La pregunta es inevitable: ¿Es el estado de caos, desorden y violencia
el resultado accidental de un mal gobierno? Difícilmente. La conclusión
inescapable es que el régimen chavista ha utilizado el empoderamiento caótico
del pueblo, conjuntamente con el escalamiento del aparato represivo oficial y
la hegemonía comunicacional, como parte de un proceso complejo y atroz de
control de la población. Las cosas han ocurrido por diseño, por increíble que
parezca, y no por accidente. La oligarquía chavista ha avanzado profundamente
el concepto, ensayado extensivamente en Cuba, Corea del Norte y algunas
naciones africanas, de que al transformar la existencia de la gente en una
pelea por la sobrevivencia se debilita la lucha social por la libertad y la
democracia. Ello acompañado de un escalamiento en la represión de cualquier
manifestación organizada de oposición.
Las consecuencias que para la estrategia de la alternativa democrática
tiene el entender a cabalidad el proceso de empoderamiento caótico de sectores
importantes de la población durante la era chavista, y cómo esto va a generar
una resistencia enorme a cualquier intento de restablecer una existencia
ciudadana de respeto al individuo y las normas legales, no puede ser exagerada.

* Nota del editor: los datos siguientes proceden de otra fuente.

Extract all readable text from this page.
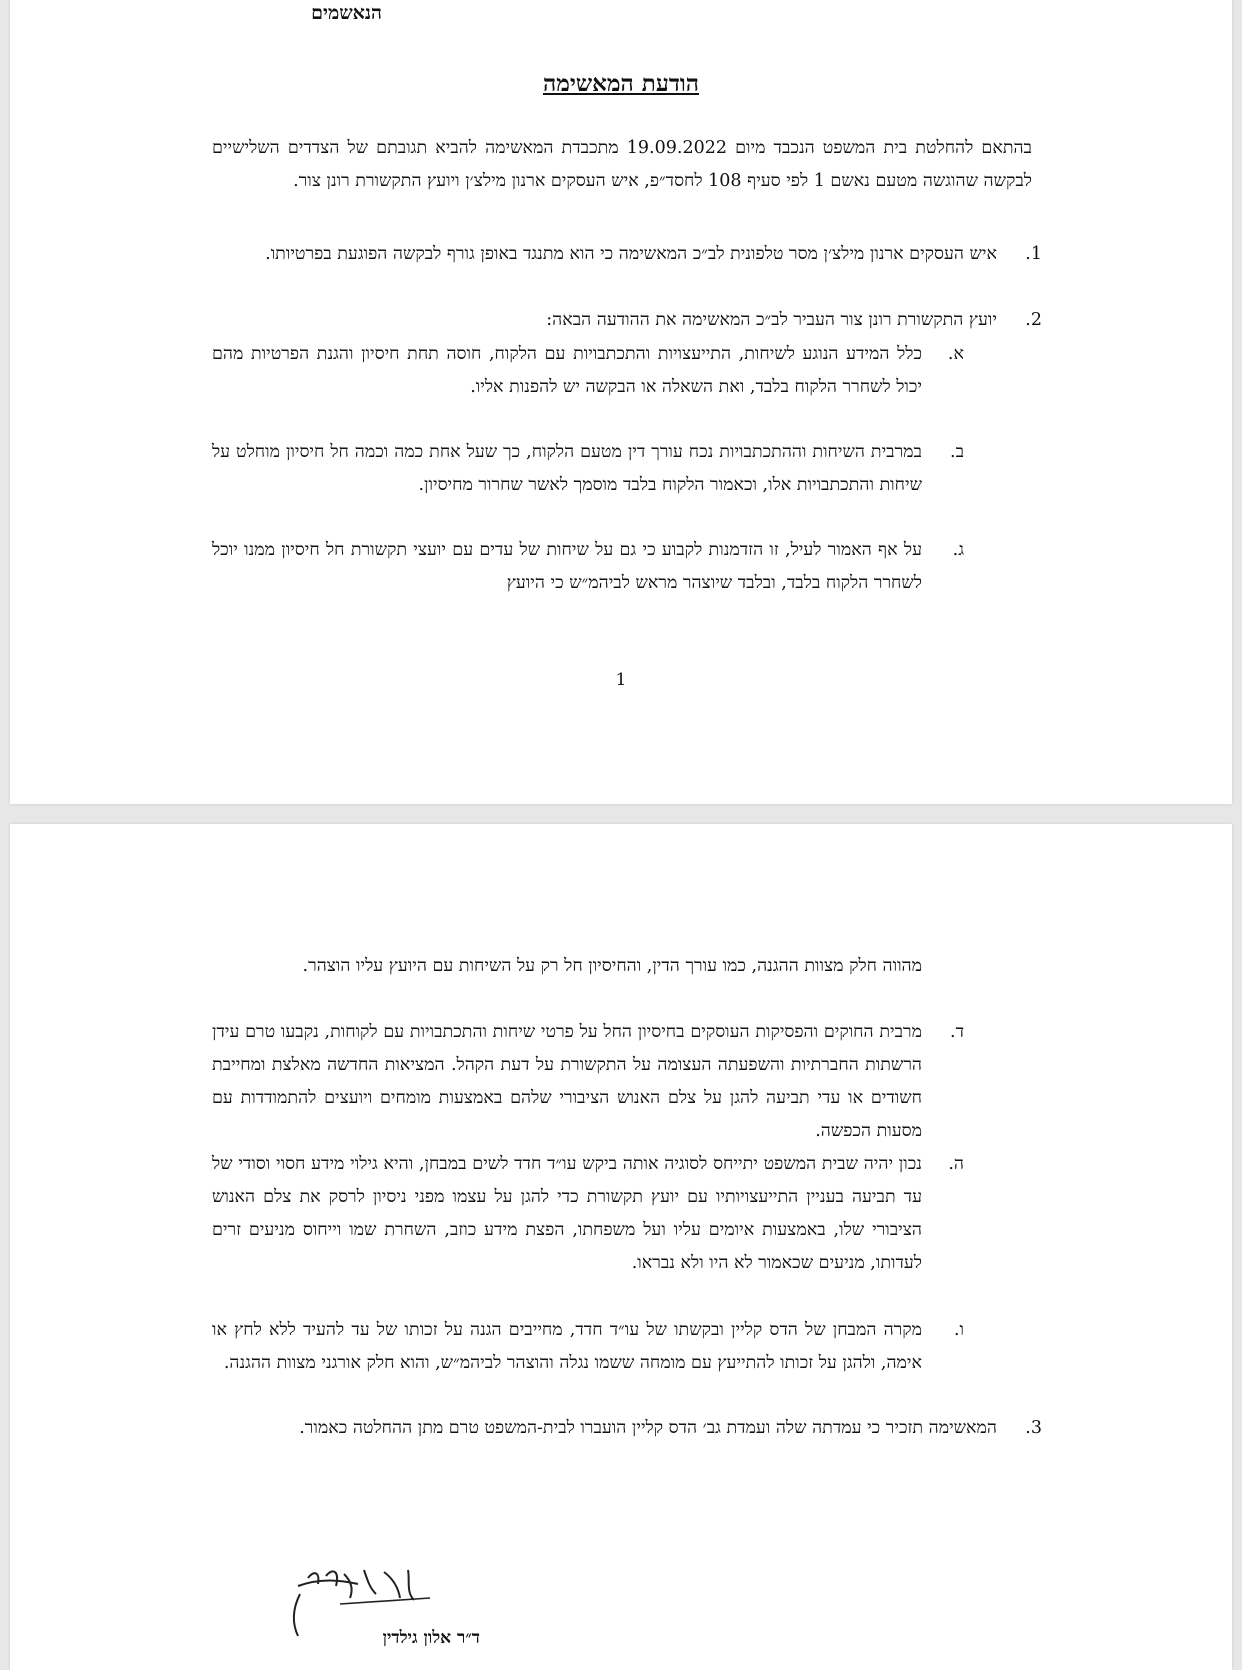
הנאשמים
הודעת המאשימה

בהתאם להחלטת בית המשפט הנכבד מיום 19.09.2022 מתכבדת המאשימה להביא תגובתם של הצדדים השלישיים לבקשה שהוגשה מטעם נאשם 1 לפי סעיף 108 לחסד״פ, איש העסקים ארנון מילצ׳ן ויועץ התקשורת רונן צור.

1.

איש העסקים ארנון מילצ׳ן מסר טלפונית לב״כ המאשימה כי הוא מתנגד באופן גורף לבקשה הפוגעת בפרטיותו.

2.

יועץ התקשורת רונן צור העביר לב״כ המאשימה את ההודעה הבאה:

א.

כלל המידע הנוגע לשיחות, התייעצויות והתכתבויות עם הלקוח, חוסה תחת חיסיון והגנת הפרטיות מהם יכול לשחרר הלקוח בלבד, ואת השאלה או הבקשה יש להפנות אליו.

ב.

במרבית השיחות וההתכתבויות נכח עורך דין מטעם הלקוח, כך שעל אחת כמה וכמה חל חיסיון מוחלט על שיחות והתכתבויות אלו, וכאמור הלקוח בלבד מוסמך לאשר שחרור מחיסיון.

ג.

על אף האמור לעיל, זו הזדמנות לקבוע כי גם על שיחות של עדים עם יועצי תקשורת חל חיסיון ממנו יוכל לשחרר הלקוח בלבד, ובלבד שיוצהר מראש לביהמ״ש כי היועץ

1

מהווה חלק מצוות ההגנה, כמו עורך הדין, והחיסיון חל רק על השיחות עם היועץ עליו הוצהר.

ד.

מרבית החוקים והפסיקות העוסקים בחיסיון החל על פרטי שיחות והתכתבויות עם לקוחות, נקבעו טרם עידן הרשתות החברתיות והשפעתה העצומה על התקשורת על דעת הקהל. המציאות החדשה מאלצת ומחייבת חשודים או עדי תביעה להגן על צלם האנוש הציבורי שלהם באמצעות מומחים ויועצים להתמודדות עם מסעות הכפשה.

ה.

נכון יהיה שבית המשפט יתייחס לסוגיה אותה ביקש עו״ד חדד לשים במבחן, והיא גילוי מידע חסוי וסודי של עד תביעה בעניין התייעצויותיו עם יועץ תקשורת כדי להגן על עצמו מפני ניסיון לרסק את צלם האנוש הציבורי שלו, באמצעות איומים עליו ועל משפחתו, הפצת מידע כוזב, השחרת שמו וייחוס מניעים זרים לעדותו, מניעים שכאמור לא היו ולא נבראו.

ו.

מקרה המבחן של הדס קליין ובקשתו של עו״ד חדד, מחייבים הגנה על זכותו של עד להעיד ללא לחץ או אימה, ולהגן על זכותו להתייעץ עם מומחה ששמו נגלה והוצהר לביהמ״ש, והוא חלק אורגני מצוות ההגנה.

3.

המאשימה תזכיר כי עמדתה שלה ועמדת גב׳ הדס קליין הועברו לבית-המשפט טרם מתן ההחלטה כאמור.

ד״ר אלון גילדין
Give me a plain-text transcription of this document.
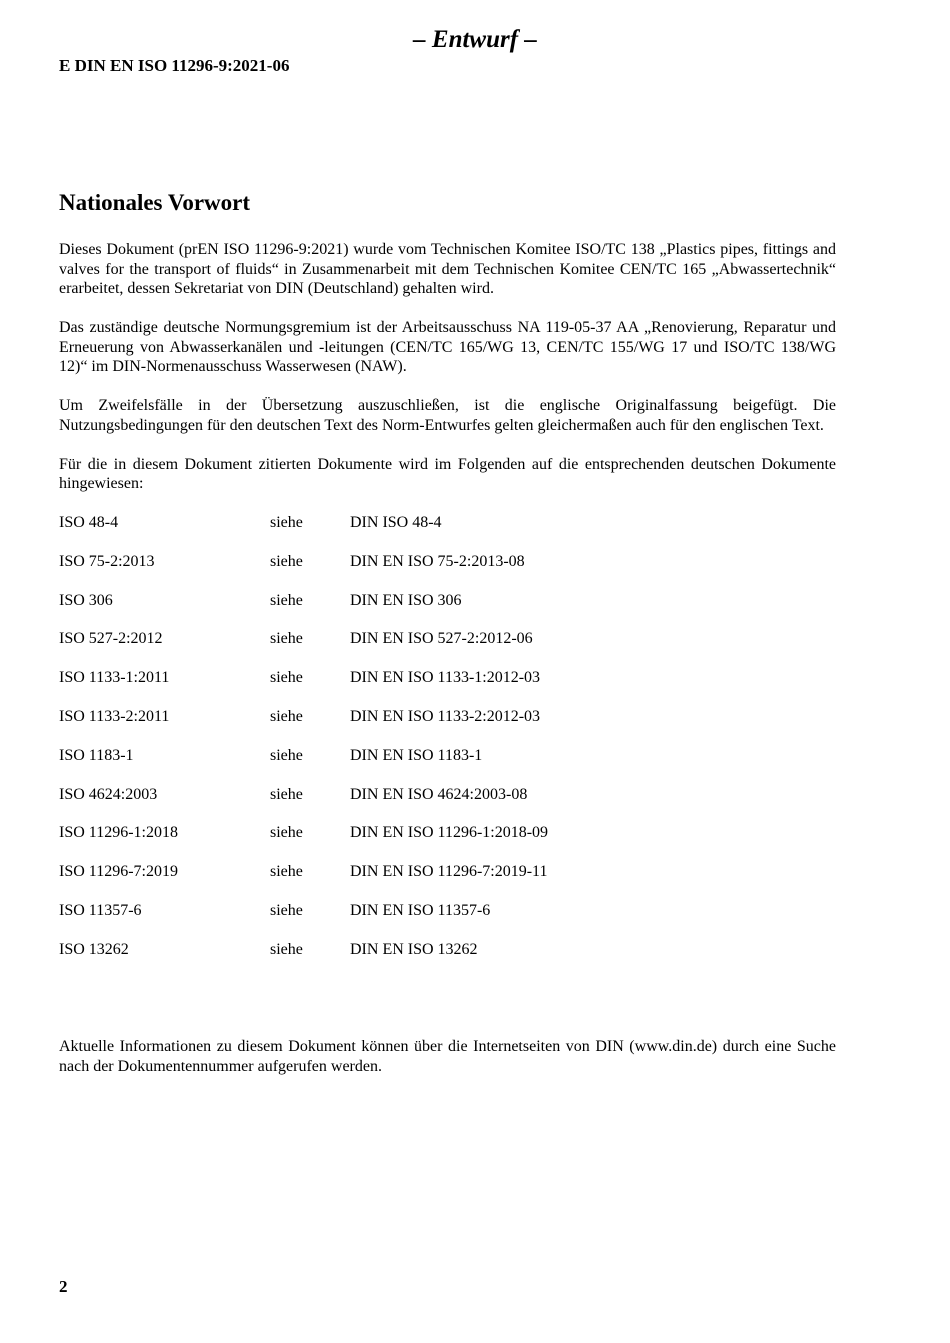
– Entwurf –
E DIN EN ISO 11296-9:2021-06
Nationales Vorwort

Dieses Dokument (prEN ISO 11296-9:2021) wurde vom Technischen Komitee ISO/TC 138 „Plastics pipes, fittings and valves for the transport of fluids“ in Zusammenarbeit mit dem Technischen Komitee CEN/TC 165 „Abwassertechnik“ erarbeitet, dessen Sekretariat von DIN (Deutschland) gehalten wird.

Das zuständige deutsche Normungsgremium ist der Arbeitsausschuss NA 119-05-37 AA „Renovierung, Reparatur und Erneuerung von Abwasserkanälen und -leitungen (CEN/TC 165/WG 13, CEN/TC 155/WG 17 und ISO/TC 138/WG 12)“ im DIN-Normenausschuss Wasserwesen (NAW).

Um Zweifelsfälle in der Übersetzung auszuschließen, ist die englische Originalfassung beigefügt. Die Nutzungsbedingungen für den deutschen Text des Norm-Entwurfes gelten gleichermaßen auch für den englischen Text.

Für die in diesem Dokument zitierten Dokumente wird im Folgenden auf die entsprechenden deutschen Dokumente hingewiesen:

ISO 48-4	siehe	DIN ISO 48-4
ISO 75-2:2013	siehe	DIN EN ISO 75-2:2013-08
ISO 306	siehe	DIN EN ISO 306
ISO 527-2:2012	siehe	DIN EN ISO 527-2:2012-06
ISO 1133-1:2011	siehe	DIN EN ISO 1133-1:2012-03
ISO 1133-2:2011	siehe	DIN EN ISO 1133-2:2012-03
ISO 1183-1	siehe	DIN EN ISO 1183-1
ISO 4624:2003	siehe	DIN EN ISO 4624:2003-08
ISO 11296-1:2018	siehe	DIN EN ISO 11296-1:2018-09
ISO 11296-7:2019	siehe	DIN EN ISO 11296-7:2019-11
ISO 11357-6	siehe	DIN EN ISO 11357-6
ISO 13262	siehe	DIN EN ISO 13262

Aktuelle Informationen zu diesem Dokument können über die Internetseiten von DIN (www.din.de) durch eine Suche nach der Dokumentennummer aufgerufen werden.

2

La resistencia al cambio no solamente vendrá de los súper privilegiados de la
oligarquía chavista, sino del hombre de pueblo común que ha disfrutado de la
libertad bárbara del poder arbitrario que se ejerce con impunidad mientras no
se perturbe a otro más poderoso, y que ve el empoderamiento salvaje como su
tajada de la distribución de privilegios. Ese es el país al que nos estamos
enfrentando y al que aún estamos lejos de entender a cabalidad.